From Pine View Farm

Congress of Cowards 2

Passing the bucks:

Senate budget hawks on Wednesday unveiled a proposal that aims to get the national debt under control by forming a bipartisan commission to make tough decisions that they do not trust Congress to make on its own.

No mention is made in the story that most economists think that, right now, the national debt is not the issue; the recession is. Radio Times considered this issue last week. From the website:

All estimates point to a growing economy, but the recovery is not quite fast enough for average Americans to feel the improvement. We talk about economic policies – what’s worked and not worked and what it will take to get Americans working and spending again. Our guests are economists JAMES GALBRAITH and LARRY MISHEL.

Go to the website and search the archives for December 1, 2009, Hour One, or listen here (mp3).

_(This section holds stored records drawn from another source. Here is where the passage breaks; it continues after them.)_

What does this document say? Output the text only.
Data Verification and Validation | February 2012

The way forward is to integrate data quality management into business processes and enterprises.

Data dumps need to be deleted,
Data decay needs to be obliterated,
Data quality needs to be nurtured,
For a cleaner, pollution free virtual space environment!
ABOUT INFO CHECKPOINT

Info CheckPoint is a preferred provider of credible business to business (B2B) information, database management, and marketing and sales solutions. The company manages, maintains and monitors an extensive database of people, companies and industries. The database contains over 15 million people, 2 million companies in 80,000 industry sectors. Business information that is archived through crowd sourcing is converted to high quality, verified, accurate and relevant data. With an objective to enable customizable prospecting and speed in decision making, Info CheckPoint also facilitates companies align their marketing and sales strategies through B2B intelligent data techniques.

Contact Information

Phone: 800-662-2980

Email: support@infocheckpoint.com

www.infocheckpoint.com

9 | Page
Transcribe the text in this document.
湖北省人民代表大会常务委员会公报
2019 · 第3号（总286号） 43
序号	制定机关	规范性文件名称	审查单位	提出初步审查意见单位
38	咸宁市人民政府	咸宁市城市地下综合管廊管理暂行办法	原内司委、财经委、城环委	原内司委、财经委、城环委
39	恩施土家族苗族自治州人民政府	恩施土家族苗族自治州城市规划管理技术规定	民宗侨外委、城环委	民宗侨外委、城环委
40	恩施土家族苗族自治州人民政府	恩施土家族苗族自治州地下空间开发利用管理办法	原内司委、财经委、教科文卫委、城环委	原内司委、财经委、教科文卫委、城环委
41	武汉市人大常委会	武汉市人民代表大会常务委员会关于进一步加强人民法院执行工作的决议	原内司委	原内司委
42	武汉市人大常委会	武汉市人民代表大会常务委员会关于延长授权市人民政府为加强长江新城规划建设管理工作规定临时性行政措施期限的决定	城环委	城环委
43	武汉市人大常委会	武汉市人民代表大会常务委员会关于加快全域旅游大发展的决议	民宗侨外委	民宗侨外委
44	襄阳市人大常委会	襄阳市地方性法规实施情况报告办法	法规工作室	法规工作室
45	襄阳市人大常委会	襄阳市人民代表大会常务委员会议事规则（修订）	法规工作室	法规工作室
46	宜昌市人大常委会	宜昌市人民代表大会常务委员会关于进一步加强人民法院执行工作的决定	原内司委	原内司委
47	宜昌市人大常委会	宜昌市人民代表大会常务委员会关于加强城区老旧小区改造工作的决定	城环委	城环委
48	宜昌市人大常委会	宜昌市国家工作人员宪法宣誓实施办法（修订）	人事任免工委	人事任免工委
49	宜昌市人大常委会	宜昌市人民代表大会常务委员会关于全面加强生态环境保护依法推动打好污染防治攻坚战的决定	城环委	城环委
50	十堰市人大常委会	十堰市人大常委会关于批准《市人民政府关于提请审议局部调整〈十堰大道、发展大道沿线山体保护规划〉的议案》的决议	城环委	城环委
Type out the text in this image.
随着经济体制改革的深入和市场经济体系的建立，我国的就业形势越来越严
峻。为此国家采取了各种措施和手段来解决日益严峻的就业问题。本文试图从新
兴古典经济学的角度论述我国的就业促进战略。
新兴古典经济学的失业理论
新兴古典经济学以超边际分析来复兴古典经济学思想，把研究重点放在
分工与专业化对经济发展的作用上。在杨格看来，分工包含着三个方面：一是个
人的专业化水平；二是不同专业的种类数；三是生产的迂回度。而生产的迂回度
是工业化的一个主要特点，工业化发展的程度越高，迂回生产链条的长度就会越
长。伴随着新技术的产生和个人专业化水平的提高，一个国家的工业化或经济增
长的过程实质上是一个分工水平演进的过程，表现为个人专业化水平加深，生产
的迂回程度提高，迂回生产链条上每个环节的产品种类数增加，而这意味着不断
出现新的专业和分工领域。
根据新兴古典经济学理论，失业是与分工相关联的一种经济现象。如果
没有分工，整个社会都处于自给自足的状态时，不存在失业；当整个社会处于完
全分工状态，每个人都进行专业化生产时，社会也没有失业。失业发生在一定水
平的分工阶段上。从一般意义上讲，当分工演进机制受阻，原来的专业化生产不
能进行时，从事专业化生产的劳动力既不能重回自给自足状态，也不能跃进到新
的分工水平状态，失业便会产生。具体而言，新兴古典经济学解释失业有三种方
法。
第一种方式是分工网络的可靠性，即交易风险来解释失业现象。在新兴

Afterthought: This is the RepubliBlueDog way:

    Be scared. Think small.
Share

2 comments

  1. Richard Head

    December 9, 2009 at 7:16 pm

    These economists who don’t think the deficit or debt are the problem – are they the same economists who didn’t see the recession coming and then denied it was here? The same ones who praised and endorsed financial “innovation” of the past decade? No one saw all of this coming. Except for the people who saw it coming. If you want to know what’s next, take a look at who predicted this in the first place and see what they think will happen next. You should look into what a currency crisis looks like. Argentina earlier in the decade is a good start. There are lots of good examples to be found.

     
  2. Frank

    December 10, 2009 at 4:16 pm

    Did you listen to the show?

    They don’t think the deficit is the immediate problem.

    The immediate problem is the recession.

    Deepening the recession by panicking over the deficit will not help the deficit, it will further aggravate it.

    Fixing the recession will help the deficit and provide the resources for dealing with the deficit.

    Keynesian economics is rather simple: spend money to fix recessions; tax in good times to pay down deficits.

    RepubliBlueDog economics is also simple, as demonstrated over the past thirty years: spend money all the time for wars, cut taxes all the time to help the rich, don’t raise taxes when times are good, don’t worry about deficits unless they help the poor.